World leaders sit around the table at a bilateral meeting at the Nuclear Security Summit at the Hague. But don't worry - they won't be distracted by women wait staff. Photo / AP
World leaders sit around the table at a bilateral meeting at the Nuclear Security Summit at the Hague. But don't worry - they won't be distracted by women wait staff. Photo / AP

Serving world leaders their lunch is a serious affair. No room for "blondes" or women in dresses then, it appears.

The Nuclear Security Summit is taking place in The Hague today and tomorrow, and has brought leaders from 53 countries together to discuss ways of combating nuclear terrorism. The catering company responsible for feeding the leaders and delegates has made a controversial staffing decision: No female serving staff are working in the plenary room where the main talks are being held. Instead, only men over 25 have been given the privilege of serving the working lunches at the World Forum. The decision has sparked outrage on social media in The Netherlands, but why was it made in the first place?

According to Dutch national newspaper the Algemeen Dagblad, the director of the catering company, Hans van der Linde, was looking to create a "uniform" look amongst his staff. They quote him justifying his decision in the following manner: "If 20 gentlemen are serving and three platinum blonde ladies, then that spoils the image.

"The personnel needs to act as reserved as possible, and you can't achieve that by adding a couple of pretty, conspicuous ladies to the mix," he added.

The summit's spokesperson Daphne Kerremans confirmed that the request was made for the serving staff to appear uniform. It was left up to the caterer to choose to staff the plenary events with either all men, or all women.

In addition to the desire for uniformity, there may be other factors at play, says Jean-Paul Weijers, director of the Protocolbureau that is also involved in the summit. He believes that the decision for all-male staff within the main meeting area could be an attempt to prevent the world leaders from getting distracted. "Everything is taken into consideration when organising such an important gathering. That includes things like this."

In addition, he says that the fact that there are world leaders from the Muslim world present may have influenced the decision making. "They understand that in the West there are different standards, but The Netherlands is a small country that is used to adapting quickly to bigger countries."

The news unleashed a Twitter storm, with critics calling the decision 'un-Dutch' and a violation of human rights.

In an attempt to clarify himself, van der Linde spoke to Radio 1 about leaving his female employees outside the plenary room.
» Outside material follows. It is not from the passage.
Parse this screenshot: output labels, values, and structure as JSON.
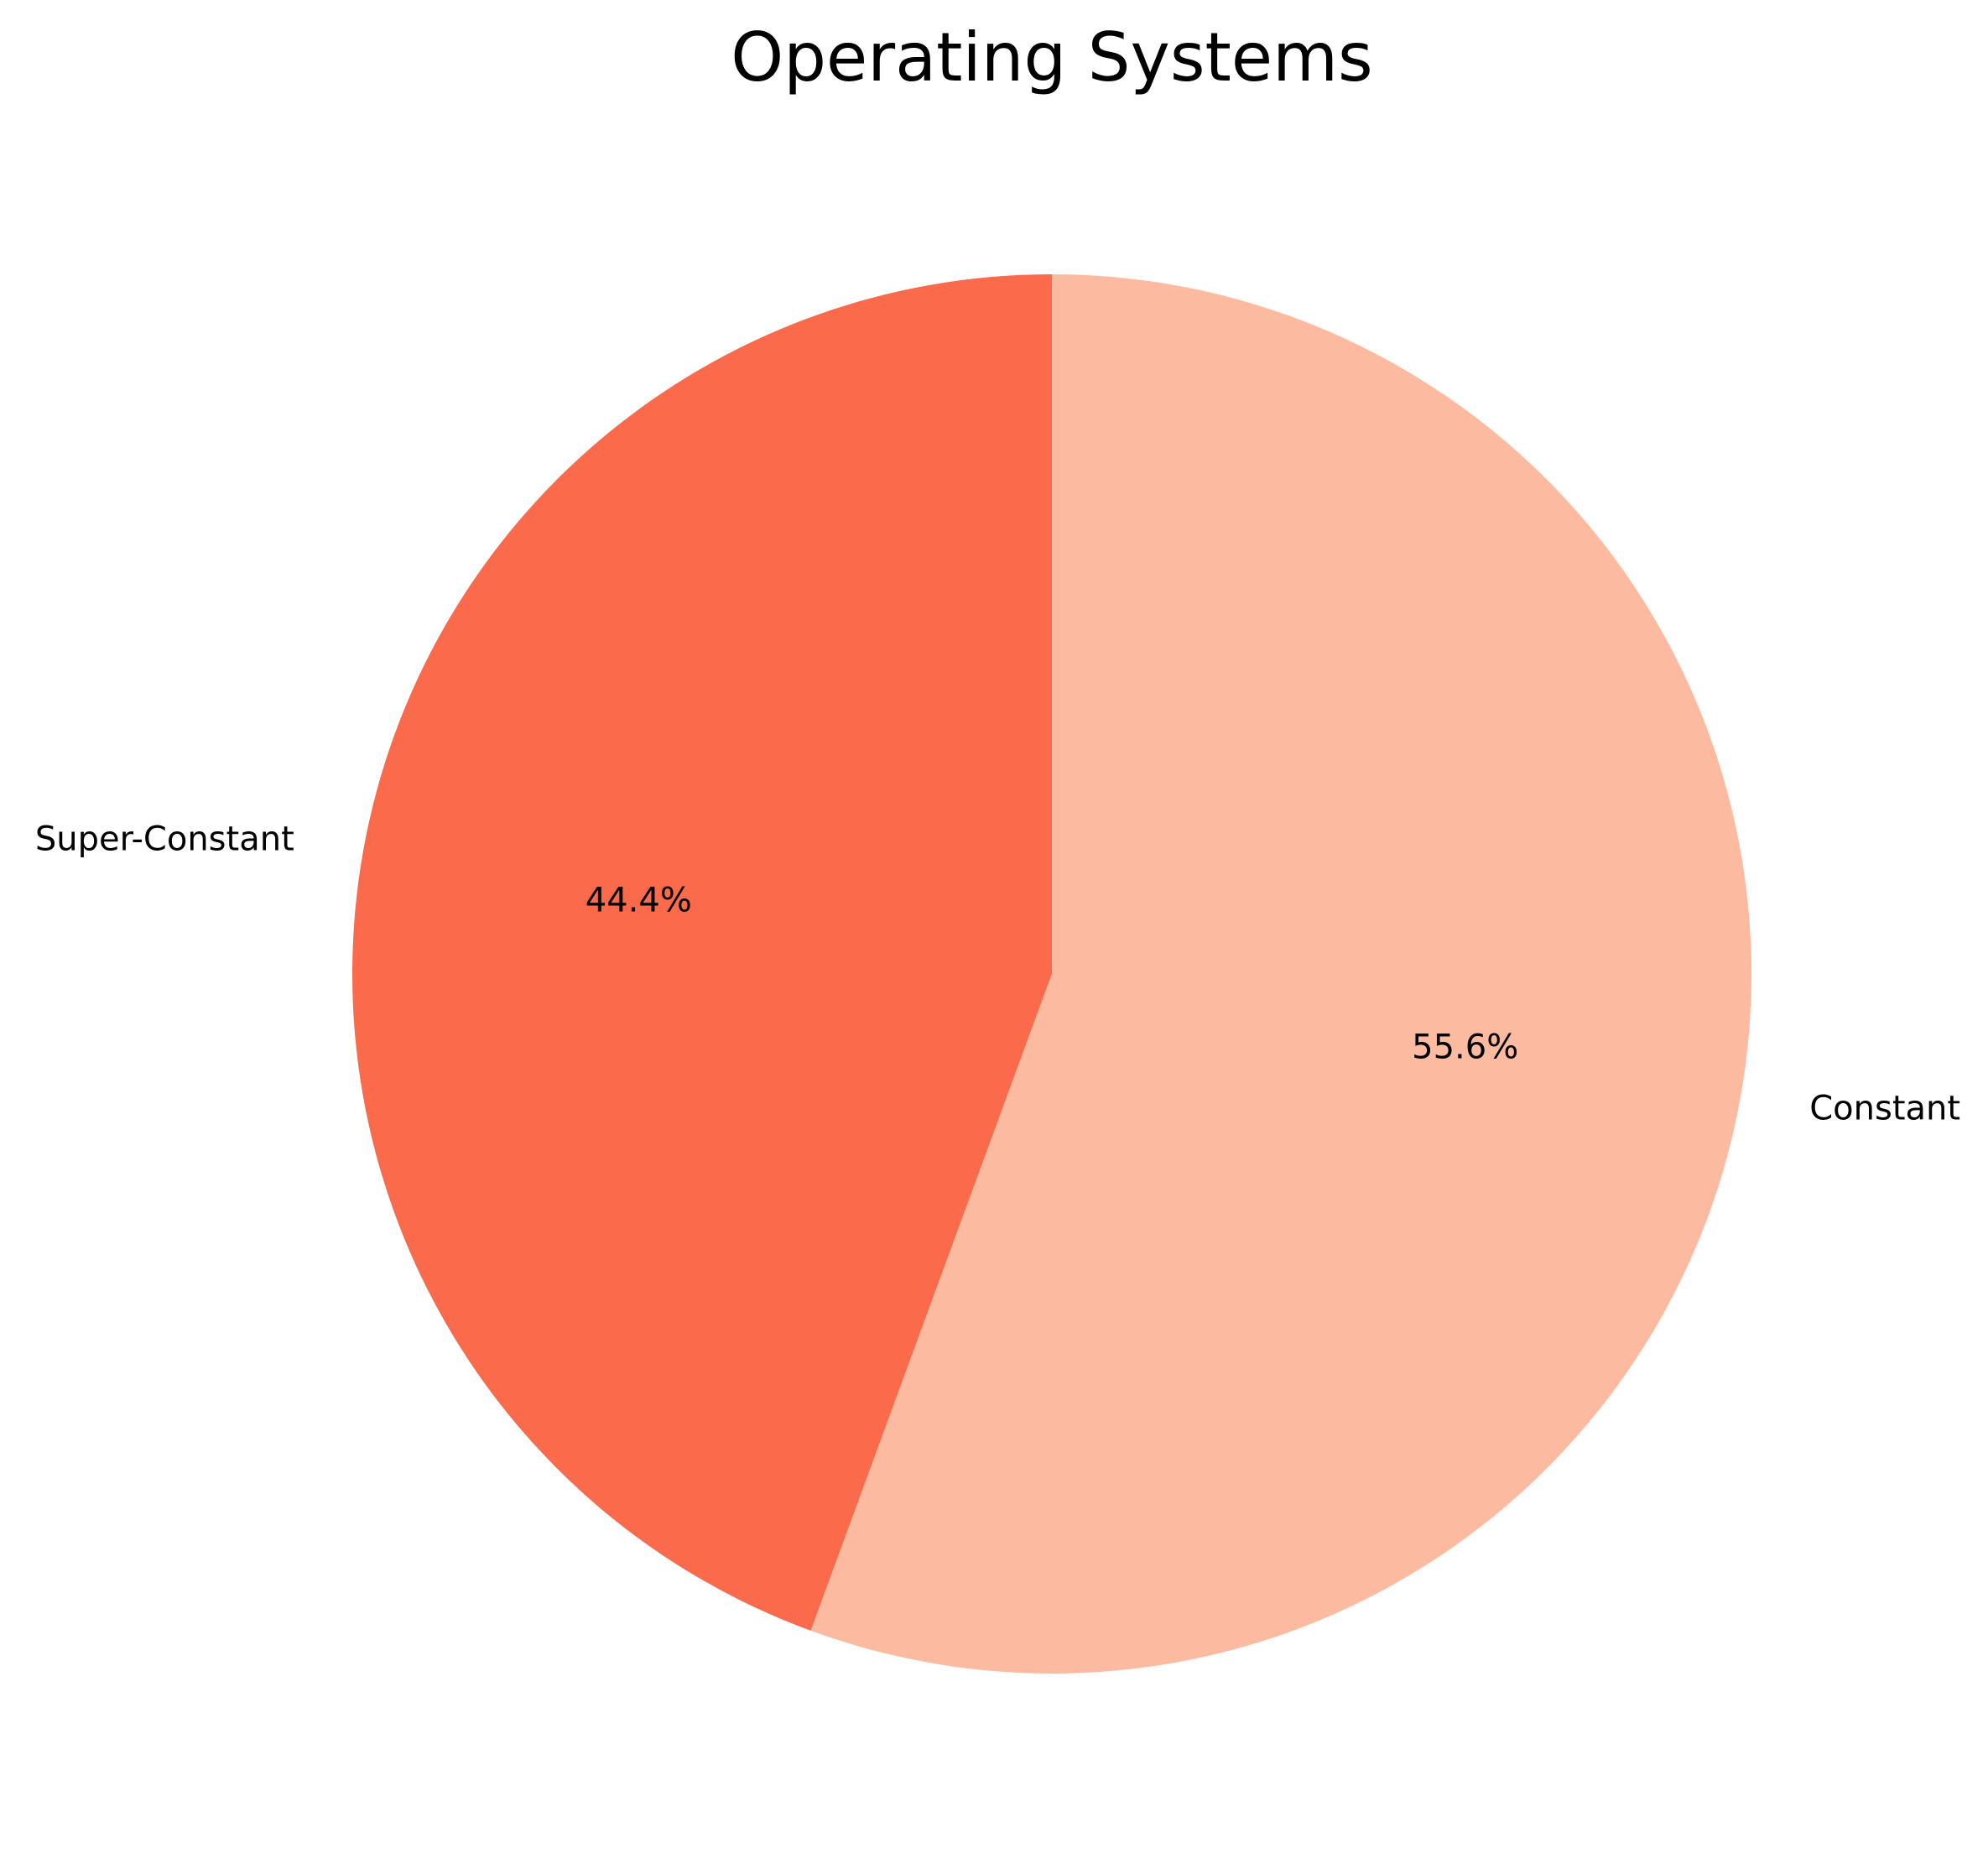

He denied ever mentioning hair colour, and told the station that he had initially come up with "the creative idea to only employ ladies to serve the world leaders, and to have them do that in Delft's Blue little dresses." His idea was apparently rejected by the ministry of Foreign Affairs, who made it clear that a more sober appearance would be appropriate. Van der Linde added: "We also have to go up a very steep flight of stairs, so little dresses wouldn't be practical, as you wouldn't be able to lift your legs high enough".